Correspondance (d’Alembert)/Correspondance avec Voltaire/068

Œuvres complètes de D’AlembertBelinTome V (p. 149).


Paris, 11 mars 1766.


Ce n’est point un jésuite, mon cher et illustre ami, qui vous remettra cette lettre de ma part, quelque aguerri que vous deviez être à voir cette robe, puisque vous en nourrissez un depuis dix ans ; je ferais scrupule de vous surcharger de pareille marchandise.

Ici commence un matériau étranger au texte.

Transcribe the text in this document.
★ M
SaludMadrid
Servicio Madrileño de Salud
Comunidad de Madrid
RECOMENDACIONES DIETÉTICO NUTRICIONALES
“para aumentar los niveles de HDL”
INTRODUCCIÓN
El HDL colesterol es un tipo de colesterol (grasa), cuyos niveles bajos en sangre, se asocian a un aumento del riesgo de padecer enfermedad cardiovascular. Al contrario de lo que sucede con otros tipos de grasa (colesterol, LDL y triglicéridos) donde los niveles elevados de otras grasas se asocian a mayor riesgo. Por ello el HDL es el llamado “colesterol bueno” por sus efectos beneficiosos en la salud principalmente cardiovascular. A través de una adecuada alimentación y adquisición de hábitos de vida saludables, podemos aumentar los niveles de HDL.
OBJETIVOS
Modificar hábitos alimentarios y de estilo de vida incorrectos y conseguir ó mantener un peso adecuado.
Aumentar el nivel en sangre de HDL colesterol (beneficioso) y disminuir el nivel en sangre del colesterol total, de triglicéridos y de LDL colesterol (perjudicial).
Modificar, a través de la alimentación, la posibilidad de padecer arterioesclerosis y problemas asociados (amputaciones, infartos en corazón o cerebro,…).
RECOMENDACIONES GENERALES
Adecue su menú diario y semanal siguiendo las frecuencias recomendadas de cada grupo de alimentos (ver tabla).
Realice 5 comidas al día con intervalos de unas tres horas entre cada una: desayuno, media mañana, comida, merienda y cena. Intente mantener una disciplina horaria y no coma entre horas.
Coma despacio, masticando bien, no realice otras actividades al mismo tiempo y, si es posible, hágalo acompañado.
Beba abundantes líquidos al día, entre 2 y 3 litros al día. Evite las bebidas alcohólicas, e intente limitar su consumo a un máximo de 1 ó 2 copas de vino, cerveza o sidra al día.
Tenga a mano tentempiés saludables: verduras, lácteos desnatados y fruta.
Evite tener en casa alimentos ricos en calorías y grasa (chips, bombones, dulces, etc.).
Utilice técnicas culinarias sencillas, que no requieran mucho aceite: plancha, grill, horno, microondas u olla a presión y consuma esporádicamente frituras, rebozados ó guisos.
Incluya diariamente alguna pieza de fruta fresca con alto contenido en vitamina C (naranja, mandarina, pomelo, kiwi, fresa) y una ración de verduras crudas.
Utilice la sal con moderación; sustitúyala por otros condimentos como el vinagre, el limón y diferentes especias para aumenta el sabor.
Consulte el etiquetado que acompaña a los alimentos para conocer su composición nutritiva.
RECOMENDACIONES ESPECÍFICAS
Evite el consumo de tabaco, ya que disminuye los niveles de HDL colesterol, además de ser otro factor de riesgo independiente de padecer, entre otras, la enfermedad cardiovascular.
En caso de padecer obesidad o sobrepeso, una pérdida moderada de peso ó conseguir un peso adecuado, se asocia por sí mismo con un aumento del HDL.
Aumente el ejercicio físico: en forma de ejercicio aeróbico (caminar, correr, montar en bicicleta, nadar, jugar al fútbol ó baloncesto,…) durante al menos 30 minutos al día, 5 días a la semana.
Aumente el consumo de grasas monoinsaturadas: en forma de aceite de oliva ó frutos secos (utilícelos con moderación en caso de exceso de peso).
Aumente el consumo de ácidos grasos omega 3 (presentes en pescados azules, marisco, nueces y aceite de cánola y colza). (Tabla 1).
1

Ce n’est donc point un jésuite, mais beaucoup mieux à tous égards, que je vous prie de recevoir et d’accueillir ; c’est un barnabite italien, nommé le père Frisi, mon ami depuis longtemps, et digne d’être le vôtre ; grand géomètre qui a remporté plusieurs prix dans les plus célèbres académies de l’Europe, excellent philosophe malgré sa robe, et dont je vous annonce d’avance que vous serez très content. Il s’en retourne à Milan, où il est professeur de mathématiques, après avoir passé près d’un an à Paris, aimé et estimé de tous nos amis communs. Avant que de rentrer dans le séjour de la superstition autrichienne et espagnole, il a désiré d’en voir le fléau qui n’est pas fait pour faire peur à mon barnabite. Il a voulu voir mieux encore, l’ornement et la gloire de la littérature française ou plutôt européenne ; car un homme tel que vous n’appartient pas au pays des Welches où il est persécuté, tandis qu’on l’admire ailleurs. Le père Frisi a pour compagnon de voyage un jeune seigneur milanais de beaucoup d’esprit, que je vous recommande ainsi que lui. Je me flatte, mon cher philosophe, que vous voudrez bien les recevoir l’un et l’autre comme deux personnes de beaucoup de mérite, et pour lesquels j’ai beaucoup d’amitié et d’estime. Adieu, mon cher maître ; je vous embrasse de tout mon cœur. Si vous avez besoin d’indulgences, mes deux voyageurs pourront vous en ménager ; car ils ont quelque crédit à la cour du S. Père qui, par parenthèse, pourrait bientôt faire banqueroute ; ainsi ceux qui veulent des absolutions doivent se dépêcher. Iterum vale et me ama.